The half-life of radon-222 is 3.8 days. How much of a 300 gram sample is left after 14.8
days?
300*(1/2)^(14.8/3.8) = 20.17 g
To calculate how much of a sample is left after a certain amount of time has passed, we can use the formula for exponential decay:
N(t) = N₀ * (1/2)^(t / t₁/₂)
Where:
N(t) is the amount of the sample remaining after time t,
N₀ is the initial amount of the sample,
t is the elapsed time, and
t₁/₂ is the half-life of the substance.
In this case, the initial amount of the sample (N₀) is 300 grams, the elapsed time (t) is 14.8 days, and the half-life (t₁/₂) of radon-222 is 3.8 days.

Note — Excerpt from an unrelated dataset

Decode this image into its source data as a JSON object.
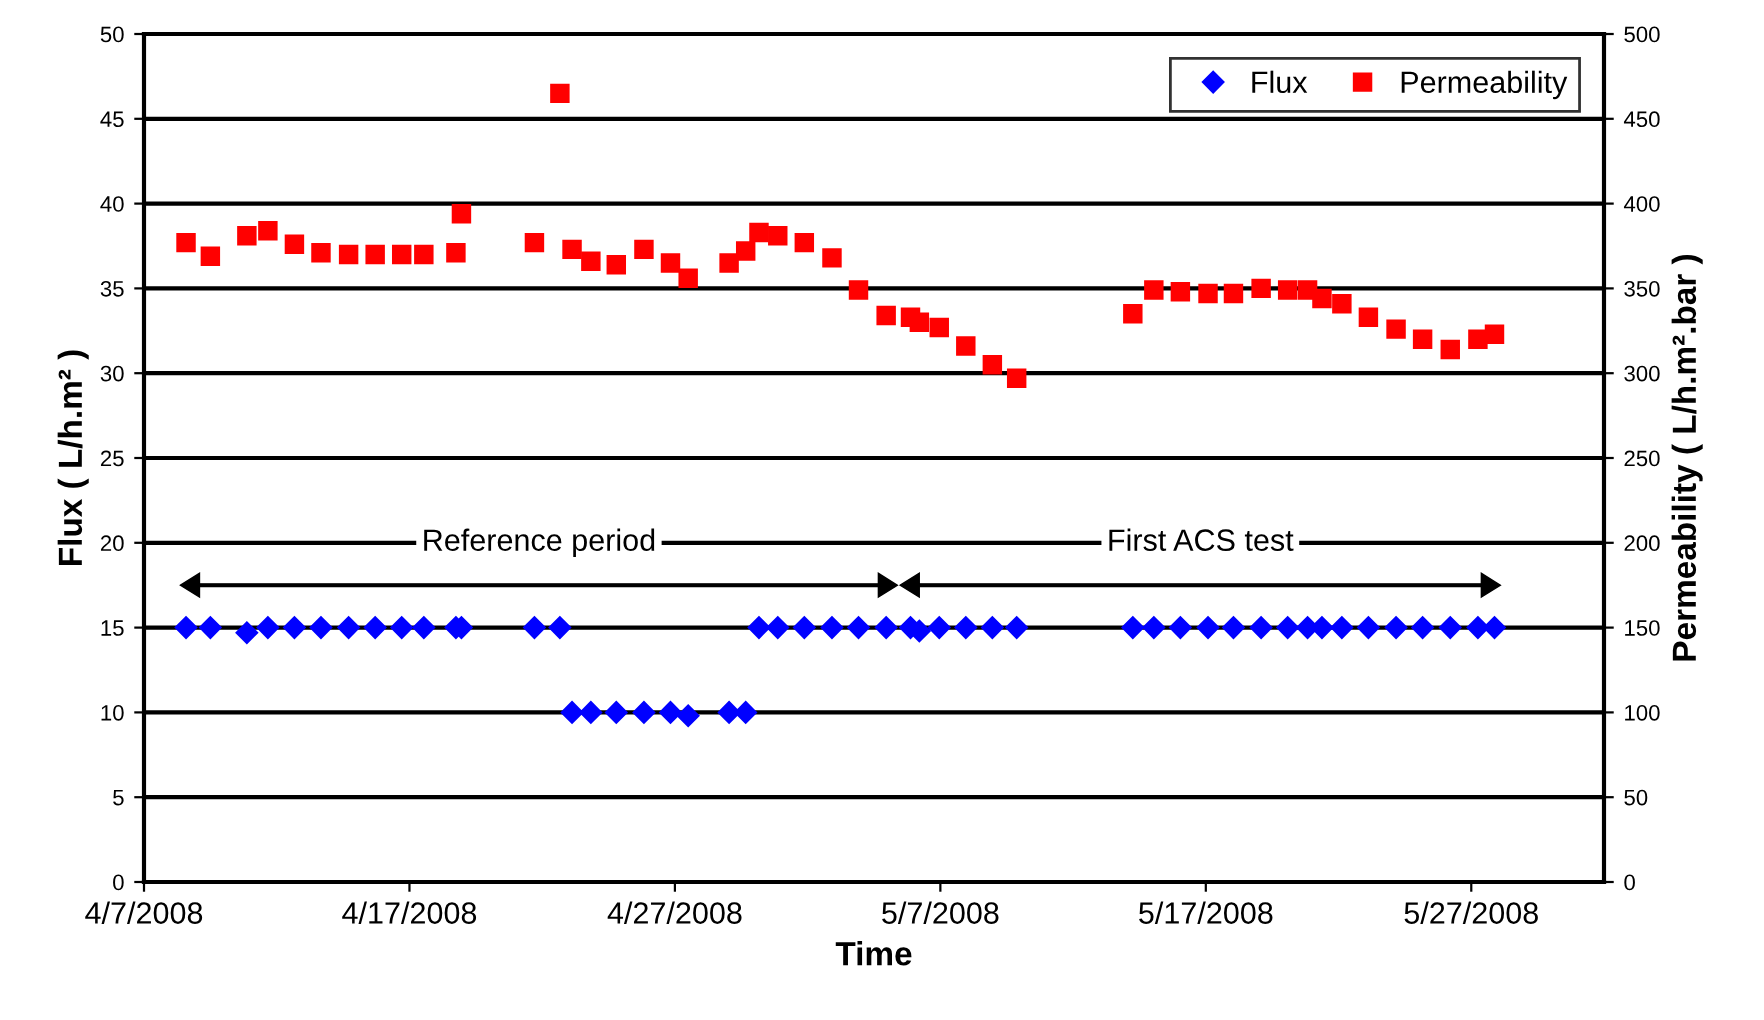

Substituting the values into the formula, we get:
N(14.8) = 300 * (1/2)^(14.8 / 3.8)
To solve this equation, we can calculate the right side of the equation first, then multiply it by the initial amount of the sample (300 grams).
Let's calculate the right side of the equation using a calculator or a computer program:
(1/2)^(14.8 / 3.8) ≈ 0.19233
Now we can substitute this value back into the equation:
N(14.8) ≈ 300 * 0.19233
By multiplying these two values, we find that approximately 57.7 grams of the sample is left after 14.8 days.